En revanche, le problème de l'information du patient et de sa participation aux décisions le concernant semble susciter un vif intérêt. Les incertitudes sur le dépistage, sur la décision de traiter ou de ne pas traiter au stade précoce et sur le type de traitement à mettre en oeuvre en font un sujet extrêmement sensible. Aux Etats-Unis, cette question a une implication directe en termes de responsabilité médicale et les praticiens associent de plus en plus leurs patients à leurs décisions concernant la prise en charge du problème. En France, des efforts sont également consentis pour que les décisions médicales soient partagées entre patient et praticien, mais trop souvent, on constate la pratique de dépistages « sauvages » intégrant un dosage de PSA parmi d'autres examens sanguins, sans protocole ni recommandation médicale, et parfois à l'insu du patient.

Ainsi, il convient de distinguer entre, d'une part, les questions proprement médicales, auxquelles des réponses ne peuvent être apportées qu'au prix d'investigations scientifiques poussées, d'autre part, les questions de santé publique, qui relèvent des compétences de l'Opeps. Face à la banalisation du dépistage du cancer de la prostate financé par la collectivité, plusieurs questions de santé publique se posent, relatives notamment aux dépistages spontanés, aux filières existantes, à l'orientation des patients, à la nature des examens pratiqués et aux difficultés de prise en charge rencontrées par les patients. Par ailleurs, l'information du patient et son association aux décisions médicales le concernant sont également susceptibles de justifier une étude pour mieux cerner les obstacles culturels et tarifaires.

En conclusion, M. Claude Le Pen a estimé que la question du dépistage spontané du cancer de la prostate et du rôle du patient dans le processus de prise en charge justifient une étude de l'Opeps.

Le président Jean-Michel Dubernard, député, a souligné que la question du cancer de la prostate est plus simple que celle des AVC parce que la littérature scientifique la traite abondamment, parce qu'elle n'implique à titre principal qu'une spécialité médicale et parce que l'Association française d'urologie est une société savante très active.

En matière de dépistage, on constate que les personnes bien informées bénéficient souvent d'un dépistage non seulement par PSA mais aussi par toucher rectal.
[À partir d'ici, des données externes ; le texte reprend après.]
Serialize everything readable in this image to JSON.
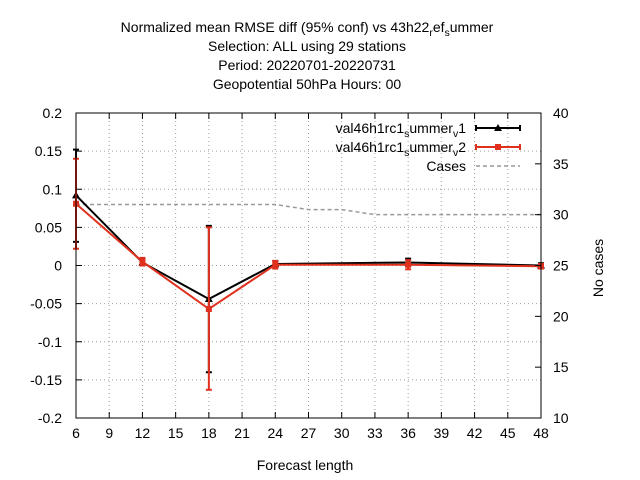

La question de l'association du patient aux décisions de dépistage et de traitement est effectivement particulièrement importante dans le cadre du cancer de la prostate. Il a également souligné que l'Association nationale des malades du cancer de la prostate accomplit un travail très utile d'accompagnement des malades, ceux-ci étant d'autant plus mobilisés que le cancer de la prostate se guérit.

a indiqué qu'il a constaté, lors de la réalisation de l'étude de faisabilité, une certaine unité de vue entre les professionnels concernés par le cancer de la prostate, les urologues et les spécialistes du cancer.